Chi è fra Angelo d’Acri?
Guardiamo, primieramente, al suo contesto storico.
Siamo nel Meridione d’Italia della fine del XVII secolo; i principi Sanseverino governano i nostri territori; con i soprusi e le ingiustizie connesse a quell’esperienza di politica (tra minoranze ricchissime e popolazioni nell’indigenza). Le fatiche di Angelo d’Acri saranno orientate verso la difesa della povera gente.
Facciamo un passo indietro ed arriviamo alla sua esperienza vocazionale: egli desiderava accogliere la vocazione francescano-cappuccina, ma per ben due volte abbandonò la vita conventuale, per fare ritorno ad Acri ed alla vita mondana. La scelta definitiva, che passa dalla porta stretta e dalla via angusta (cfr.: Mt 7,13-14), gli incute grande timore; così come avviene oggi per la vita sacerdotale, religiosa o matrimoniale. La grazia ha vinto sulle passioni. Angelo, col raro permesso del Ministro Generale, rientra in noviziato ed emette i voti.
La sua fede viene rinsaldata. È chiamato ad una grande missione. Molto è valsa la testimonianza di vita del predicatore cappuccino Antonio da Olivadi, che predicò proprio in Acri in quel tempo di grande travaglio per l’allora Luca Antonio Falcone, figlio di una povera fornaia ed orfano di padre.

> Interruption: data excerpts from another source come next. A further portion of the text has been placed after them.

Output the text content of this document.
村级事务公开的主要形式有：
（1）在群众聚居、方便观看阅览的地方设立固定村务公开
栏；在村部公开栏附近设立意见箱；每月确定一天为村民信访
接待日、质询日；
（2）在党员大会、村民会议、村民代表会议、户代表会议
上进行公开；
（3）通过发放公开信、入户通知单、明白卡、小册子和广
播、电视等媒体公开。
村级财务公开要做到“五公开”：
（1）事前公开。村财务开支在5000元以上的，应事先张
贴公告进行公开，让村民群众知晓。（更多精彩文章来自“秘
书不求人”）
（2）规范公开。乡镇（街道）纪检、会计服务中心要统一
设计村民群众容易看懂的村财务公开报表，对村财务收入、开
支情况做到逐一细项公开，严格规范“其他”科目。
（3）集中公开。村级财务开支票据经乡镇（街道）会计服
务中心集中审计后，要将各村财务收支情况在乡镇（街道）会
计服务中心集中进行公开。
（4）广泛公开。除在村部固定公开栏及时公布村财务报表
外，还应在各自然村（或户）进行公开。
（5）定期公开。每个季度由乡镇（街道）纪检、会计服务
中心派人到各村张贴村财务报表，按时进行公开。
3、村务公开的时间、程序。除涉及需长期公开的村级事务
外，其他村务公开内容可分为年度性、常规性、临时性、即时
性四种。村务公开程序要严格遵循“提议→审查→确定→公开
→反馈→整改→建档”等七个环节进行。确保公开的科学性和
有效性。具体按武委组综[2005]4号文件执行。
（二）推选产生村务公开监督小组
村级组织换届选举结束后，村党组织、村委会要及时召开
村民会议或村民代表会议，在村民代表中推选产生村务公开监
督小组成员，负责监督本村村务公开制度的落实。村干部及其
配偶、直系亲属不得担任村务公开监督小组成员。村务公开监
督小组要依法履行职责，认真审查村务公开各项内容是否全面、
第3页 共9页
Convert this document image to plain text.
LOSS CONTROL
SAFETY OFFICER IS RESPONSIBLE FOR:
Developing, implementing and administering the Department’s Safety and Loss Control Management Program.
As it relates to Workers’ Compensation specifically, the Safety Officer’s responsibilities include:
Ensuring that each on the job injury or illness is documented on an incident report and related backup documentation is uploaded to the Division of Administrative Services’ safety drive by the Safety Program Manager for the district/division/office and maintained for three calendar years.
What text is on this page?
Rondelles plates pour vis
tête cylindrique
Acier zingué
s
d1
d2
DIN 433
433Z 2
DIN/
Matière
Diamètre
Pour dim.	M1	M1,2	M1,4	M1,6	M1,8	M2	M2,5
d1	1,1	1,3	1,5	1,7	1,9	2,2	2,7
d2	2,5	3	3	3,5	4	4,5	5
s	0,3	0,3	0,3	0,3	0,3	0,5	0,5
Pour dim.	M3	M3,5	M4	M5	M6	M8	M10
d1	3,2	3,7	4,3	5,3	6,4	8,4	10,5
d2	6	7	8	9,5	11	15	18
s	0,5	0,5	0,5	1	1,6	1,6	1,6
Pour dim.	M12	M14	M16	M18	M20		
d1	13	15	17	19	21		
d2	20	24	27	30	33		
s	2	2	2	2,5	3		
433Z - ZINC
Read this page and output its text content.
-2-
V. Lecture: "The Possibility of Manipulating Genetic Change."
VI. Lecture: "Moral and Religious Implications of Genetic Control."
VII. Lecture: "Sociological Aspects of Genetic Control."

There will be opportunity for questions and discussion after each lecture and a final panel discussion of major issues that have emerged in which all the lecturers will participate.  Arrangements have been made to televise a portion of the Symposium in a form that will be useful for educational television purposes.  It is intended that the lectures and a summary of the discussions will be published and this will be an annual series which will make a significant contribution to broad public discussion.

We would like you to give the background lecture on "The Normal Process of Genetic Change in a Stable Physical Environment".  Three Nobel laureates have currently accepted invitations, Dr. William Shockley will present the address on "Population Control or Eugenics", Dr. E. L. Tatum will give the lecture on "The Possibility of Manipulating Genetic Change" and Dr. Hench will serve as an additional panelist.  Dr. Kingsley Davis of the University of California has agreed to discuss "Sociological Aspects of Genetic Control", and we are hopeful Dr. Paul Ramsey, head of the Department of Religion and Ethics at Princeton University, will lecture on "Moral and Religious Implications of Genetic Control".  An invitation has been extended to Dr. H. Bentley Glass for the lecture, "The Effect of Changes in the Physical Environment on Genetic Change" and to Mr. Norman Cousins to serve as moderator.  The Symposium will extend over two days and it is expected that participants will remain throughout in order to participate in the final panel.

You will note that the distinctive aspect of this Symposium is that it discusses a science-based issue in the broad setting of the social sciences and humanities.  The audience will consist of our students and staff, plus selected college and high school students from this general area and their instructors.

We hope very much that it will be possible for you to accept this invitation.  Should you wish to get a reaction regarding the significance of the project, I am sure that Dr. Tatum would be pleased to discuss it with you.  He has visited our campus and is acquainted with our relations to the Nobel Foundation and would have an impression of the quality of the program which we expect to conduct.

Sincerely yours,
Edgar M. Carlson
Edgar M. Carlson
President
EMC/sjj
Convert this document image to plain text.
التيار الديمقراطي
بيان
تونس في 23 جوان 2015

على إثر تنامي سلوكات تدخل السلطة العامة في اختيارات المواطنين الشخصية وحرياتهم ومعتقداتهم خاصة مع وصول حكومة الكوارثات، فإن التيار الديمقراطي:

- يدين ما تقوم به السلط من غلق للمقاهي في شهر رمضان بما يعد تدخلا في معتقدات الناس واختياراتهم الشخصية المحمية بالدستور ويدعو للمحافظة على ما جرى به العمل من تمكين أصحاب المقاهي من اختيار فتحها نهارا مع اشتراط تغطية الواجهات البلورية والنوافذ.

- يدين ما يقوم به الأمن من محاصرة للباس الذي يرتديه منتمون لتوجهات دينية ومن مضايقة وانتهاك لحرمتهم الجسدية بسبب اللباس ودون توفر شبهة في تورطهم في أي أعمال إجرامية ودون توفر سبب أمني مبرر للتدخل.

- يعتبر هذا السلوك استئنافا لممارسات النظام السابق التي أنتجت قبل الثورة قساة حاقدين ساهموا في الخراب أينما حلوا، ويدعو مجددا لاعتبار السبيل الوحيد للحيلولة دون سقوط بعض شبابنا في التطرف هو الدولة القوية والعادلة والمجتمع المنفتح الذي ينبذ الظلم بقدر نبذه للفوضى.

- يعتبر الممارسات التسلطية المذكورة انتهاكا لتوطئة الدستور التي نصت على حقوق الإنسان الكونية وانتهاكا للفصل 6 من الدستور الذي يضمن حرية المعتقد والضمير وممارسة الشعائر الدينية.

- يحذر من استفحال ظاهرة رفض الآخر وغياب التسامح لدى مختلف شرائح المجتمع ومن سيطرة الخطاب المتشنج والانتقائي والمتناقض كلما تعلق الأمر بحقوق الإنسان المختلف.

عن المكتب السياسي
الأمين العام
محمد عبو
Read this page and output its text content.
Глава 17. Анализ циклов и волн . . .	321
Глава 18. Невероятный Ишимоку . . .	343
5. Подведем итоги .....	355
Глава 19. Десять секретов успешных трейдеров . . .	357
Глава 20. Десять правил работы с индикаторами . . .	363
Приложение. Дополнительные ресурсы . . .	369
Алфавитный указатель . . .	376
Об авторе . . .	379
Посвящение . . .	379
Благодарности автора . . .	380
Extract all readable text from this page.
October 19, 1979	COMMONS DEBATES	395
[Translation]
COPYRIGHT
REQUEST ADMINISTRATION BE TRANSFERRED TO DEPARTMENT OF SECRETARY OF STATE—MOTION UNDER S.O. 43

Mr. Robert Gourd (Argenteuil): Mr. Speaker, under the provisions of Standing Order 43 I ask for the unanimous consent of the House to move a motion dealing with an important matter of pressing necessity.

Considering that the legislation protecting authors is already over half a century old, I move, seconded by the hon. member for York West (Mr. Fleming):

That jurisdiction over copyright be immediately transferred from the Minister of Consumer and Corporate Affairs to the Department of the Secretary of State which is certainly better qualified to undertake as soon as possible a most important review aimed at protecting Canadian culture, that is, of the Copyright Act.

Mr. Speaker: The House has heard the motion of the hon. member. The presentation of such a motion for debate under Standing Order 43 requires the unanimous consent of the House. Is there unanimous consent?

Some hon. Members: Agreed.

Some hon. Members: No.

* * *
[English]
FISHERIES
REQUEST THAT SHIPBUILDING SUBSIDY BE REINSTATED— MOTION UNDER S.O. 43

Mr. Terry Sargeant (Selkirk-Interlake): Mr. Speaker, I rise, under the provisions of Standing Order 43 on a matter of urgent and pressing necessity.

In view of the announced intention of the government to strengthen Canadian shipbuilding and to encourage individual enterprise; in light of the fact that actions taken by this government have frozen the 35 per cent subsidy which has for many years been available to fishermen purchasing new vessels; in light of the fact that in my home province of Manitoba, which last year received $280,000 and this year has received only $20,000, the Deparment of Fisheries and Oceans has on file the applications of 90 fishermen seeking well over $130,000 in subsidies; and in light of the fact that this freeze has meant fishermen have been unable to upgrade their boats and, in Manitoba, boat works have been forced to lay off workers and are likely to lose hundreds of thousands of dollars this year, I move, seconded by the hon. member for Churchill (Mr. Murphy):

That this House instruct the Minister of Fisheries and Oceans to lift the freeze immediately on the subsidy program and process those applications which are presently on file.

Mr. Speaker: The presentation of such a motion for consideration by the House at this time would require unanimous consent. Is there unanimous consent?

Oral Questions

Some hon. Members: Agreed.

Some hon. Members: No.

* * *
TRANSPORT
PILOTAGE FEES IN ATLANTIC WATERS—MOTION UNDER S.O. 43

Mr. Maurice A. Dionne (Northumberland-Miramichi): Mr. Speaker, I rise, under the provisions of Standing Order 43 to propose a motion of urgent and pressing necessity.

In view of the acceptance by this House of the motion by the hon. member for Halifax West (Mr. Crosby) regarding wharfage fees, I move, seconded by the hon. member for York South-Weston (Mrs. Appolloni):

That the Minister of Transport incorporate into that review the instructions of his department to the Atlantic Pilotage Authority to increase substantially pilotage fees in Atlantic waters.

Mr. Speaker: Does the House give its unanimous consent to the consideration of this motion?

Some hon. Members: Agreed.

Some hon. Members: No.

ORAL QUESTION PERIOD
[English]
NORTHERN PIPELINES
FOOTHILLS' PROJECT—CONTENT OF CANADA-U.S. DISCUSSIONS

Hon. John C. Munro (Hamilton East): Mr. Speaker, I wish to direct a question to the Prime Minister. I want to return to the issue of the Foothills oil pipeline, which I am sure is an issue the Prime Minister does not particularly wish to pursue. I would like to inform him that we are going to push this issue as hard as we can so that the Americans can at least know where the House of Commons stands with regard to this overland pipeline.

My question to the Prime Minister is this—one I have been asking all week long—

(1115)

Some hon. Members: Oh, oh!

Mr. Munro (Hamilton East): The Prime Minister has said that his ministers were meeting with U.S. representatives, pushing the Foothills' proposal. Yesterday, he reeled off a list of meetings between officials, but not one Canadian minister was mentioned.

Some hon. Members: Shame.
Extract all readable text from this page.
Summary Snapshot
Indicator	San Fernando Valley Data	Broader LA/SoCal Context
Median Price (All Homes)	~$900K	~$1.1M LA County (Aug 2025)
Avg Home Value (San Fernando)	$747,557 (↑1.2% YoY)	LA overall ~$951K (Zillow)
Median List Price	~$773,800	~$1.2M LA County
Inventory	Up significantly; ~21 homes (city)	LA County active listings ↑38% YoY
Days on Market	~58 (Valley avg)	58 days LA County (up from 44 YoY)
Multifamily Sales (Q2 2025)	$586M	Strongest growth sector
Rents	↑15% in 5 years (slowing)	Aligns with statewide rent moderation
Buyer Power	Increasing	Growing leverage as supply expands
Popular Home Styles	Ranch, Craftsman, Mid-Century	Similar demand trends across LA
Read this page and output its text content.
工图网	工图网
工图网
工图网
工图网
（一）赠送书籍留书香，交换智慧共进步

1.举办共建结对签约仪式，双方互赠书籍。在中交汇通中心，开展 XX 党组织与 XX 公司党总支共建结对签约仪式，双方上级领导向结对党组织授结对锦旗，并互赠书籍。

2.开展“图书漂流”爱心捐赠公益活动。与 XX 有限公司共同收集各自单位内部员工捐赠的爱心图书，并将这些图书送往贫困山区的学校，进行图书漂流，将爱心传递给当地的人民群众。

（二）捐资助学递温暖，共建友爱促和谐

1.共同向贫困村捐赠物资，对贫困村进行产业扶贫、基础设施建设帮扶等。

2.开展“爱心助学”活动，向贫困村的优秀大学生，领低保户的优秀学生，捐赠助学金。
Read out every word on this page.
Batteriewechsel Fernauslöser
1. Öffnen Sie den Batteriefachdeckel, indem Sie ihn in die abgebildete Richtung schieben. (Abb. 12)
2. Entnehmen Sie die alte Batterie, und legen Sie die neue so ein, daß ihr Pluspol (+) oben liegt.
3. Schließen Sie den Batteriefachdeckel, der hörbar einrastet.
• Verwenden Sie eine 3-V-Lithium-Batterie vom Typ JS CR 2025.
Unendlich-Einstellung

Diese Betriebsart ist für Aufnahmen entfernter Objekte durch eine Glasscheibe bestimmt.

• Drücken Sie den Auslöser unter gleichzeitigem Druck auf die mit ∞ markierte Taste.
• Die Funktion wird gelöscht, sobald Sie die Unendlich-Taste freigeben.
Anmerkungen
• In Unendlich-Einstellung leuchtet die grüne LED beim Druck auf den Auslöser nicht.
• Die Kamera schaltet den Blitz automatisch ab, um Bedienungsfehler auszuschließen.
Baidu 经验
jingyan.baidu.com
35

Ordinato sacerdote, lo ritroviamo di fronte ad un altro ostacolo, che lo mette in ginocchio. Nella sua prima predicazione, il quaresimale a San Giorgio Albanese (1702), fallisce, dimenticando tutte le parole da dire dal pulpito davanti a tutto il popolo; e questo avvenne per tre sere. Comprenderà che il suo stile dovrà diventare semplice, lontano dall’ampollosità dell’oratoria del tempo.
Predicherà, tra missioni popolari e quaresimali, in tutta l’Italia Meridionale, spingendosi fino a Napoli ed al territorio dell’abbazia di Montecassino; diventando “l’apostolo delle Calabrie”.
Alla predicazione si accompagneranno quelli che Giovanni chiama i “segni”: la vicinanza di Dio alle necessità dei sofferenti; le sue poche cose diventeranno presto reliquie, desiderate dai fedeli.
La sua predicazione è incentrata sulla Passione del Signore Gesù; la sua più grande devozione, infatti, sarà verso il Crocifisso e la sua dolente Madre. L’immagine tipica di sant’Angelo lo raffigura, infatti, mentre indica il Crocifisso. Sarà l’autore di un componimento, il “Gesù pijssimo” o “Orologio della Passione”: delle strofe ritmate che ricordano i vari episodi della Passione del Signore Gesù. Un altro particolare della vita del nostro santo sacerdote cappuccino ci dice che egli era solito piantare un Calvario (costituito da tre croci), leggermente distante dal centro del paese, nei luoghi in cui aveva predicato.
Gli altri amori saranno: l’Eucaristia, celebrata con grande devozione e adorata fino all’estasi; la Madonna Addolorata, di cui fece scolpire un’effige lignea per donarla al popolo acrese, per non lasciarlo orfano dopo la sua morte. La definirà «Madre dei bisogni».
Forte era l’attaccamento di sant’Angelo alla vita religiosa francescano-cappuccina. Egli ricoprì nell’Ordine anche incarichi di governo (guardiano, Ministro Provinciale, visitatore generale). Ai Frati consegna uno stile di vita santo, che poggia su “cinque gemme”: l’austerità, la semplicità, l’esatta osservanza della serafica Regola e delle Costituzioni cappuccine, l’innocenza di vita e la carità inesauribile. Ad Acri lavorò instancabilmente ed ottenne dalla famiglia dei principi Sanseverino-Falcone l’edificazione di un monastero di Sorelle Povere di santa Chiara, definite “cappuccinelle”; siamo nel 1726, anno di benedizione. La prima monaca fu proprio la figlia dei principi, che prese il nome di suor Mariangela del Crocifisso.
Sant’Angelo fu, inoltre, ricercato consigliere di governanti, nobili, sacerdoti e vescovi del tempo.
Morì ad Acri il 30 ottobre del 1739.
Nel 1743 iniziò l’iter processuale che lo portò alla beatificazione, nel 1825, da parte di Leone XII.
Pochi anni fa venne riconosciuto un miracolo di guarigione, attribuito alla sua preghiera di intercessione, che lo ha portato alla canonizzazione, il 17 Ottobre del 2017 da parte di Papa Francesco.